Imagen de la concentración ante la sede del Defensor del Pueblo en Caracas Miguel Gutiérrez | EFE
Los familiares de los entre 300 y 500 presos políticos que quedan en Venezuela, organizados en diversas asociaciones civiles, iniciaron este lunes una semana de protestas a la que llamaron «Ruta de las Respuestas Pendientes», la cual culminará, en teoría, con una marcha hacia el Palacio de Miraflores este viernes. En su primera parada —y como muestra de los cambios ocurridos desde el pasado 3 de enero—, fueron recibidos por Eglée González-Lobato, defensora del pueblo.

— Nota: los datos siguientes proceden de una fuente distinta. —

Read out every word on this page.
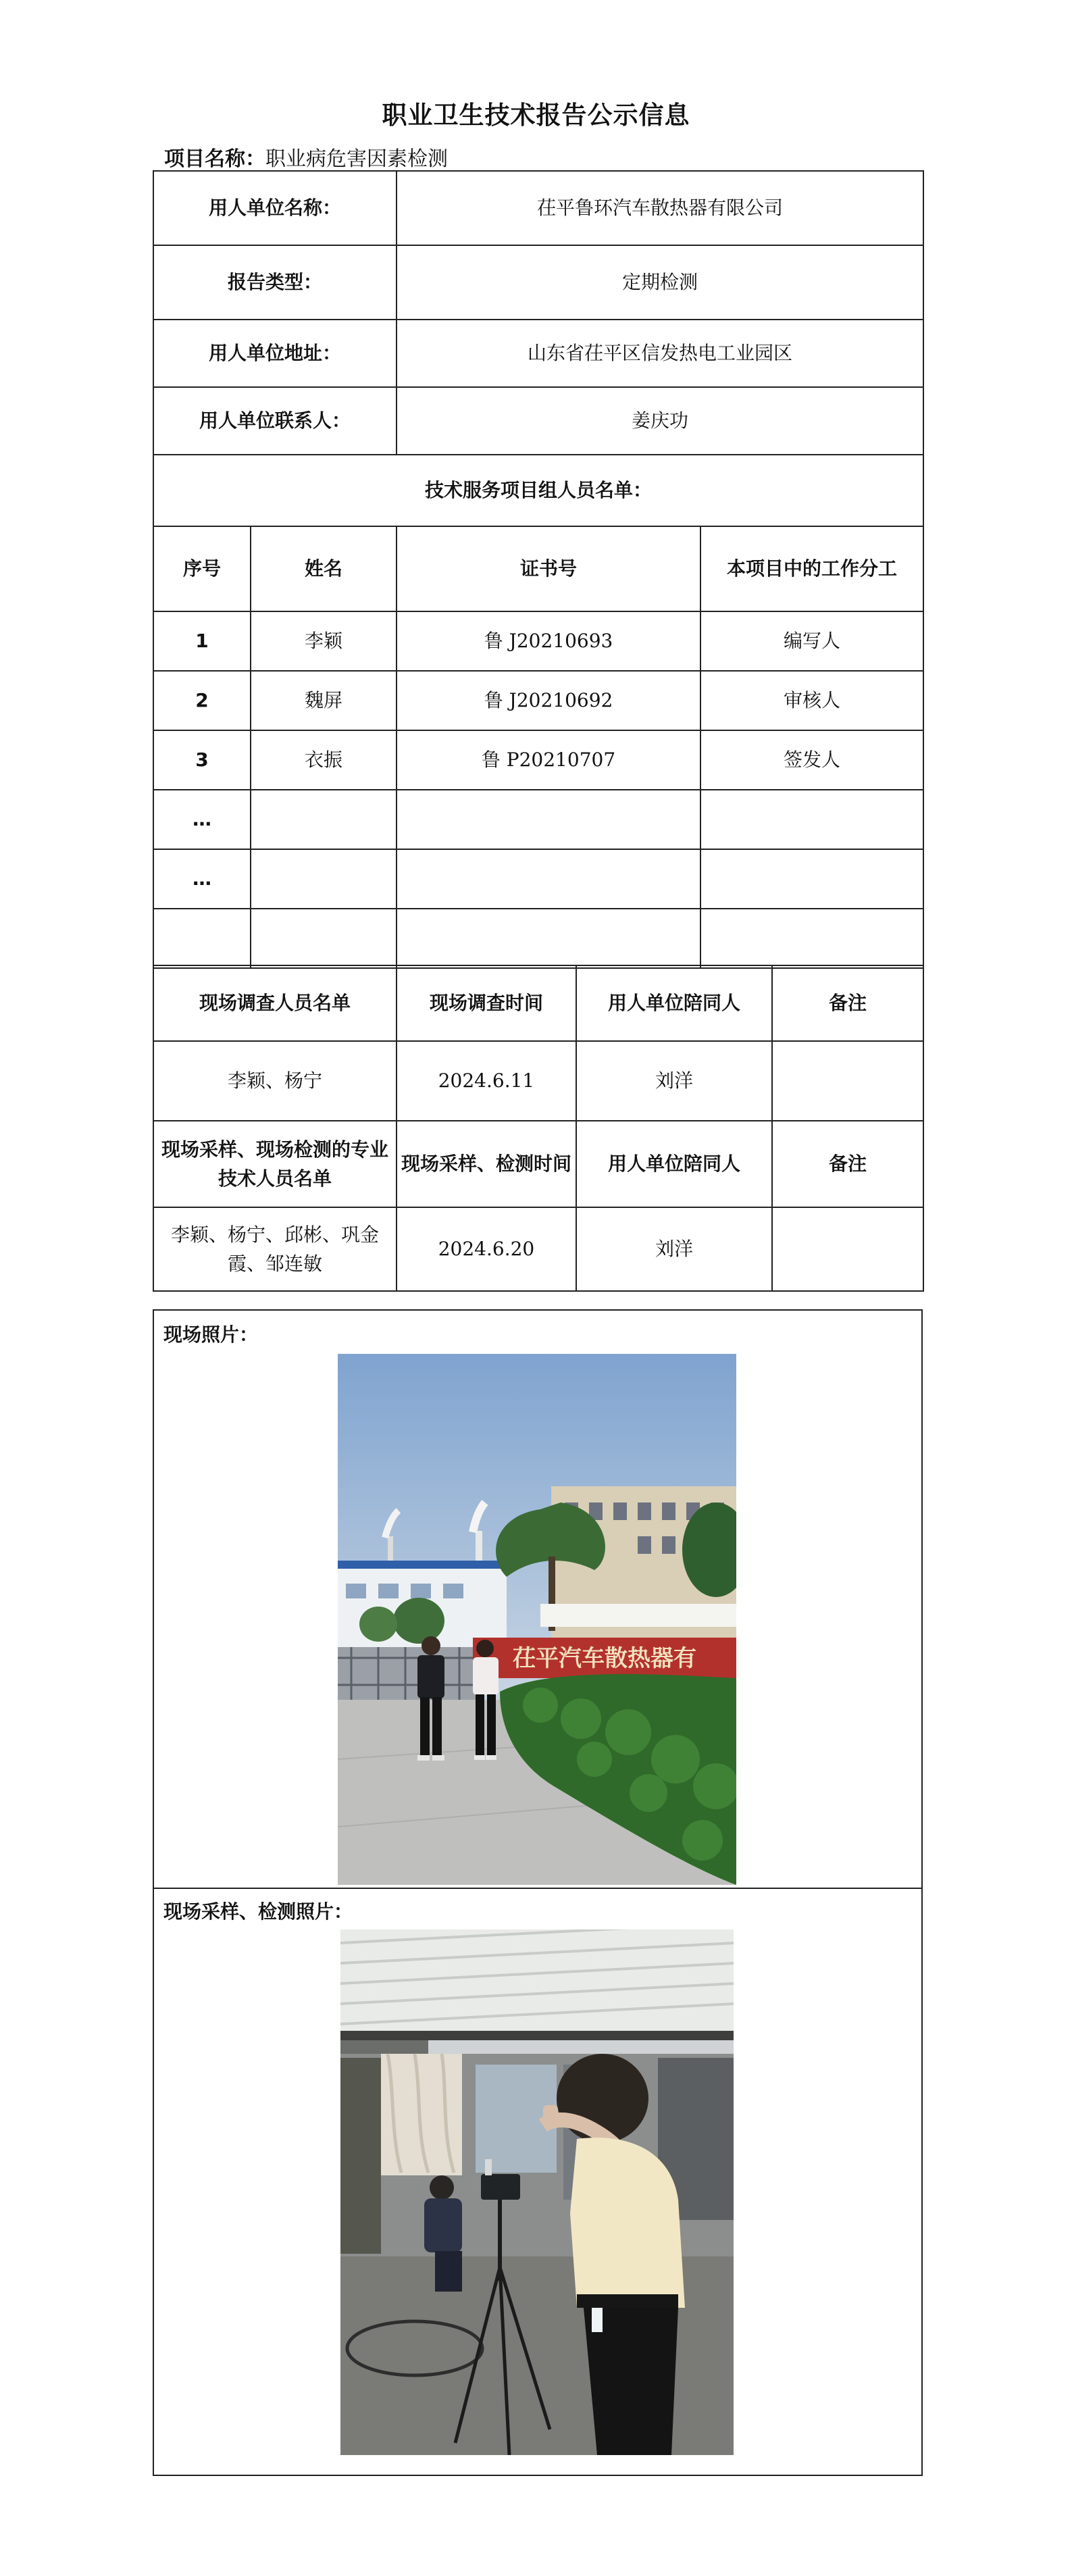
职业卫生技术报告公示信息
项目名称：职业病危害因素检测
用人单位名称：		茌平鲁环汽车散热器有限公司	
报告类型：		定期检测	
用人单位地址：		山东省茌平区信发热电工业园区	
用人单位联系人：		姜庆功	
技术服务项目组人员名单：			
序号	姓名	证书号	本项目中的工作分工
1	李颖	鲁 J20210693	编写人
2	魏屏	鲁 J20210692	审核人
3	衣振	鲁 P20210707	签发人
…			
…			

现场调查人员名单	现场调查时间	用人单位陪同人	备注
李颖、杨宁	2024.6.11	刘洋	
现场采样、现场检测的专业技术人员名单	现场采样、检测时间	用人单位陪同人	备注
李颖、杨宁、邱彬、巩金霞、邹连敏	2024.6.20	刘洋	
现场照片：
现场采样、检测照片：
茌平汽车散热器有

González, designada por Delcy Rodríguez tras la captura de Nicolás Maduro, les prometió atención especializada caso por caso. Este martes acudirán a la Fiscalía General de la República y el viernes al Palacio de Gobierno (si se lo permiten, ya que el chavismo no ha autorizado el acceso a movimientos opositores desde hace más de dos décadas). Que logren llegar y entrar representaría otra clara señal de un cambio de actitud.
La defensora del Pueblo, Eglée González Lobato, habló con familiares de presos políticos en Venezuela este lunes, en Caracas Miguel Gutiérrez | EFE
El Foro Penal Venezolano, entidad que lleva el cómputo de los presos políticos, fijó su última cifra oficial en 328. Sin embargo, otras organizaciones afirman que el número aún supera los 500. El régimen venezolano no mantiene un registro público y casi a diario se dan a conocer casos que permanecían silenciados. Organizaciones de derechos humanos como la oenegé Provea han instado al Gobierno de Estados Unidos a mantener la presión para lograr la liberación definitiva de quienes aún permanecen encarcelados.